Es kann zusammenfassend festgehalten werden, dass selbst wenn an S1 und S2 Lernmanagementsysteme zum Einsatz kamen, die drei interviewten Lehrer*innen entweder auf andere Lösungen auswichen oder die LMS nur als Contentmanagementsysteme nutzten. Lernpfade mit einem strukturierten Aufgabenablauf, wie sie die Systeme ermöglichen, wurden nicht erstellt. Die individuellen Lösungen an S2 führten darüber hinaus bei den Lehrer*innen zu einer wahrgenommenen Mehrbelastung an Arbeit, da zum einen Material selbst erstellt wurde, wie zum Beispiel Lehrvideos – „Ähm ich muss aber sagen, der Aufwand ist gigantisch.“ OI_010420_S2/L1, Z. 90–91) – und zum anderen durch den Zerfall der Klasse in Individuen, sodass nun per Mail an jede*r Schüler*in eine individuelle Rückmeldung erteilt wurde. Wir hatten es in den Interviews so mit drei verschiedenen Typen von Lehrer*innen zu tun; während der Lehrer aus S1 darunter litt und selbst keine digitale Lösung hatte, wie er Rückmeldungen von den Schüler*innen zu seinen Aufgaben erhalten konnte, nahm L1 aus S2 es als eine Potenzierung von Arbeitsaufwand wahr, weil er nun jedem einzelnen Schüler und jeder einzelnen Schülerin eine individuelle Rückmeldung zu den Aufgaben zu geben versuchte. Diese Mehrbelastung versuchte L2 an S2 sofort zu umgehen, indem sie nur allgemeingehaltene Rückmeldungen im Sinne des Zur-Kenntnis-Nehmens an die Schüler*innen gab – zu dem Preis, dass sie dieses Handeln nicht mehr als Unterricht bezeichnen wollte (Jornitz und Mayer 2021).( 2022/).
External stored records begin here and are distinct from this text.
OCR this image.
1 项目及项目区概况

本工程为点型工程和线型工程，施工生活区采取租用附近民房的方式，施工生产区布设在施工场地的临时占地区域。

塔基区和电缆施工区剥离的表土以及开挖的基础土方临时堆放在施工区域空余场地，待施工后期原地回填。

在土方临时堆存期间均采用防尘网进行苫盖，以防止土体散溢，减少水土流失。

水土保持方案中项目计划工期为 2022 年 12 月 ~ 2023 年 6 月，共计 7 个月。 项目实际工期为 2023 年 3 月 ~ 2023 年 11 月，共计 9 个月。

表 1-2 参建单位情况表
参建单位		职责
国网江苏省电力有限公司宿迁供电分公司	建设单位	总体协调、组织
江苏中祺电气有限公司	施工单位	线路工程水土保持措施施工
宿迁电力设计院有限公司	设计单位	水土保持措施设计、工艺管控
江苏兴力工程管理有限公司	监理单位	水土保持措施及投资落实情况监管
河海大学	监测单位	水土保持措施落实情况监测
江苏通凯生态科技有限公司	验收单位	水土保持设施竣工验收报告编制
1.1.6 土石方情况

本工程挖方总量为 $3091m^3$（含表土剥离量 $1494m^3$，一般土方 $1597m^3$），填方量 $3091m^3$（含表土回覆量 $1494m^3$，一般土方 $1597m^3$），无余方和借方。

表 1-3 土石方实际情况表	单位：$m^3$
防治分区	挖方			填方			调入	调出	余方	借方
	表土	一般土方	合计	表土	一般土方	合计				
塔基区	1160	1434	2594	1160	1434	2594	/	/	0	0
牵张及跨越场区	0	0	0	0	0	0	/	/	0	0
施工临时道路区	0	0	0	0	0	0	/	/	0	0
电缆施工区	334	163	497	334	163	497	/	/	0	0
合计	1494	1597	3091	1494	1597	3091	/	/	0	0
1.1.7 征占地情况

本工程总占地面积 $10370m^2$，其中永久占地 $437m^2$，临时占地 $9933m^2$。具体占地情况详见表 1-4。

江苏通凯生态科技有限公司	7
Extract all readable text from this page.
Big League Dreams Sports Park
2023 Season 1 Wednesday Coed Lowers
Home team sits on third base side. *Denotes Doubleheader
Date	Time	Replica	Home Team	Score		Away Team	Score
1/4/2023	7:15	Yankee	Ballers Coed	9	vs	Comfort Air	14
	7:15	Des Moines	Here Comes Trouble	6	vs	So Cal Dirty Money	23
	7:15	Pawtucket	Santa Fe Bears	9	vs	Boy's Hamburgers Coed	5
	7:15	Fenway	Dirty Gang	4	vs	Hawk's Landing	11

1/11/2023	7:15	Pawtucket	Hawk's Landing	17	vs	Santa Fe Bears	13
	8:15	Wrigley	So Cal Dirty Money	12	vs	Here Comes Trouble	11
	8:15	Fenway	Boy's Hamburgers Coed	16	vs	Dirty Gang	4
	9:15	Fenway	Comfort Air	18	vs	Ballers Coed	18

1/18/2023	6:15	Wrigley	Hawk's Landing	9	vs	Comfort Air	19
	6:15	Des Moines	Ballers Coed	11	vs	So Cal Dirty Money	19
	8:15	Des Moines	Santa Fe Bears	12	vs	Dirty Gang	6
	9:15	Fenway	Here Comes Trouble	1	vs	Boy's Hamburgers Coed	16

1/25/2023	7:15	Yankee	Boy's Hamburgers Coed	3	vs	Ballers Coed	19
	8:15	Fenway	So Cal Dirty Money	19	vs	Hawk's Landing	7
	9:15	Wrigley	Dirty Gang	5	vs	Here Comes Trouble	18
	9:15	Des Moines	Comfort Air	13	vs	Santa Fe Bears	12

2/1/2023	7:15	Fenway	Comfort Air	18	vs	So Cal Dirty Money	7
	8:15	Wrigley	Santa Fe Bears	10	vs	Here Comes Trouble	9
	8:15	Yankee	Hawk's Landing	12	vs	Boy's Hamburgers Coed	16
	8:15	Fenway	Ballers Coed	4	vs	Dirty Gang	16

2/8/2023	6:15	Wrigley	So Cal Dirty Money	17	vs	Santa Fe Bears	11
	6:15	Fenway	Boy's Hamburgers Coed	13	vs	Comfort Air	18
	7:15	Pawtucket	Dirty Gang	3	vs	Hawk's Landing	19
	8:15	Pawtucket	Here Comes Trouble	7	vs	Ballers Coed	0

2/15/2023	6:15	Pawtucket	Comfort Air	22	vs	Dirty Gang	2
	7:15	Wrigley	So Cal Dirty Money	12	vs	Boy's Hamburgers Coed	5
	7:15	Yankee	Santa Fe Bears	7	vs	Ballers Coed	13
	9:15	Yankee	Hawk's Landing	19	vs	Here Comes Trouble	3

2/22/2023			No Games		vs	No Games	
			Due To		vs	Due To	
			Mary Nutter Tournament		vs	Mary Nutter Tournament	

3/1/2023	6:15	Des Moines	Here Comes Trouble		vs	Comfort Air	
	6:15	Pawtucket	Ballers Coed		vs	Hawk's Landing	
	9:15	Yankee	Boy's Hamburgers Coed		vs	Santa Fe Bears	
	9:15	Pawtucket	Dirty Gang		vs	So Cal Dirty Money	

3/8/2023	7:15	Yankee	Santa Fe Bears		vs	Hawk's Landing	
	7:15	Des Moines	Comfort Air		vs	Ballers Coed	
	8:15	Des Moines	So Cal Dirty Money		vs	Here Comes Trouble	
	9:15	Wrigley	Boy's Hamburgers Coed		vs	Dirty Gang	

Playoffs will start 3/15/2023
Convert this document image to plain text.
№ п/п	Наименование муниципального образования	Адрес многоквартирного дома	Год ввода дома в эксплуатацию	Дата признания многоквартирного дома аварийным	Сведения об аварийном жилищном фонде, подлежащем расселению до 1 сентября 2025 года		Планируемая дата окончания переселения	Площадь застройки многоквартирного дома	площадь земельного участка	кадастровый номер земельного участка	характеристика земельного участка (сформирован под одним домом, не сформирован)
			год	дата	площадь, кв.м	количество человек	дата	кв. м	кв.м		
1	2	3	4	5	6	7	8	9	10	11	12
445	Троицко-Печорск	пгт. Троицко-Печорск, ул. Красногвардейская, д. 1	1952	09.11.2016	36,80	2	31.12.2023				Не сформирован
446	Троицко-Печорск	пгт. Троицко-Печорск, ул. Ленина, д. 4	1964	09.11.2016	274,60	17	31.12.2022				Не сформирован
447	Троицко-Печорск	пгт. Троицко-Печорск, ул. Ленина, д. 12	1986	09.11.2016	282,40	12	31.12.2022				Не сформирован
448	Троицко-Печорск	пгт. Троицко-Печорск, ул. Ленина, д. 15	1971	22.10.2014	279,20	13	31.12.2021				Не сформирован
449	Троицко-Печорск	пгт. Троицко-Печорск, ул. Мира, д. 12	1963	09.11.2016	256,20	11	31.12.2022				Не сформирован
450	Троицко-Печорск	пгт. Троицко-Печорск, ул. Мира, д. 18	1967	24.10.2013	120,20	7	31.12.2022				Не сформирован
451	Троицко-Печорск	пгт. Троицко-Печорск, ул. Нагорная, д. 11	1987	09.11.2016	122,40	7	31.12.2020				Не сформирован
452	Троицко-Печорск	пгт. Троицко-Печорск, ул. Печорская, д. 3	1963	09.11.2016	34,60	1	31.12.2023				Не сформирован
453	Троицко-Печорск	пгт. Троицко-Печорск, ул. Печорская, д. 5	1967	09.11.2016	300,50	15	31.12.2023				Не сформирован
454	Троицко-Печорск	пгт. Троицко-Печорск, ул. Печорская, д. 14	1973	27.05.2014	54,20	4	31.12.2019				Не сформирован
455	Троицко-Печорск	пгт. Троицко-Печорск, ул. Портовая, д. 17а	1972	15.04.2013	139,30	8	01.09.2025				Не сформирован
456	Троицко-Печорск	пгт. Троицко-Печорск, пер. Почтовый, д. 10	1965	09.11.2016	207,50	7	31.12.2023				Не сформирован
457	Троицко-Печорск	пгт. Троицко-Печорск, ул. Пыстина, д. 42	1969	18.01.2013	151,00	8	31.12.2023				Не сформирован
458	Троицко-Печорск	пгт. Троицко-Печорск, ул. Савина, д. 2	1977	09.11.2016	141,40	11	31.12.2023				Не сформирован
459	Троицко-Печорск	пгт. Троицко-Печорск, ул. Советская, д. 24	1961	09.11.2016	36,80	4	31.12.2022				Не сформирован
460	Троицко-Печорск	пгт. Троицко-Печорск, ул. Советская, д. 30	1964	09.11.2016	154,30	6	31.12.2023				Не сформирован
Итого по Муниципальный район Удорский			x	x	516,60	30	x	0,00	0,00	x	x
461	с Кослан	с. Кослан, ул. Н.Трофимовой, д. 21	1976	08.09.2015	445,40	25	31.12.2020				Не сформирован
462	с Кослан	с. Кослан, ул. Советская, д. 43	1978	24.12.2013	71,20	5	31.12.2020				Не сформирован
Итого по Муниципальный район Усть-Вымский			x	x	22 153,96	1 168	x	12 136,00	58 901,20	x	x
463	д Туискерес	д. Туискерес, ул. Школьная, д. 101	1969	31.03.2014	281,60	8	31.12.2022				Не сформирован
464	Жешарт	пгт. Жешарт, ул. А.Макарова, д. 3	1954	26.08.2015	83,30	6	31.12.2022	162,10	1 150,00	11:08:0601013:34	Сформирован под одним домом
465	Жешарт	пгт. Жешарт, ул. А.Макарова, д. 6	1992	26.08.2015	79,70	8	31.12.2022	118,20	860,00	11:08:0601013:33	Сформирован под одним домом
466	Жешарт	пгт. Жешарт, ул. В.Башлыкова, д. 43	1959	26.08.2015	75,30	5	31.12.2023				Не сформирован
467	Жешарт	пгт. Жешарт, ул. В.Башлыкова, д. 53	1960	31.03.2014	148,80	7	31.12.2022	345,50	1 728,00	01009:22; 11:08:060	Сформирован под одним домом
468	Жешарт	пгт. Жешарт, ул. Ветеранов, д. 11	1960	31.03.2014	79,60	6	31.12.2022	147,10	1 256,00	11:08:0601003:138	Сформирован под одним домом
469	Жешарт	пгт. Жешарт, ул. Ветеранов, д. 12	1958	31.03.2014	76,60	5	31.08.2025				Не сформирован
Anders stellte sich die Situation an der dritten Schule S3 dar, da die Schulleitung eine für alle gültige Handlungsanweisung gab. Diese Vorgabe kann als Entlastung der Lehrer*innen betrachtet werden, indem zum einen der Arbeitsaufwand durch individuelle Rückmeldungen per E-Mail reduziert (OI_010420_S3/L1, Z. 116–118) und zum anderen die Effizienz durch reine Funktionalität der digitalen Schullösung (OI_010420_S3/L3, Z. 62–63) gesteigert wurde. Ebenfalls wurde damit die Nutzung von bestimmter Software vorgegeben, sodass kein*e Lehrer*in eigenständig Lösungen finden musste. Es entfielen somit auch andere digitale Lösungen zur Kollaboration und Kommunikation, wie zum Beispiel webconferencing-Tools wie Jitsi, Zoom oder MSTeams. In S3 wurde zwar Letzteres genutzt, aber nur innerhalb des Kollegiums als eine Art „virtuelles Lehrerzimmer“ (OI_010420_S3/L2, Z. 476), da die Software – sowie alle Microsoft-Produkte – in S3 wegen Datenschutzbedenken auf Schulträgerebene nicht für den Unterricht genutzt werden durfte, sodass ihnen nur die Möglichkeit blieb, das Unterrichten auf das Bereitstellen von Aufgaben und Dokumenten zu reduzieren. Dass hier auch die Korrektur oder individuelle Rückmeldung an die Schüler*innen, die ja über WebUntis möglich gewesen wäre, auch unterbleiben sollte, wird von den interviewten Lehrer*innen als Vermeidung von Belastungen auf ihrer Seiten gedeutet – und damit als ein klares Entgegenkommen der Schulleitung, die sich in dieser außergewöhnlichen Situation der Pandemie um die Lehrer*innen kümmert.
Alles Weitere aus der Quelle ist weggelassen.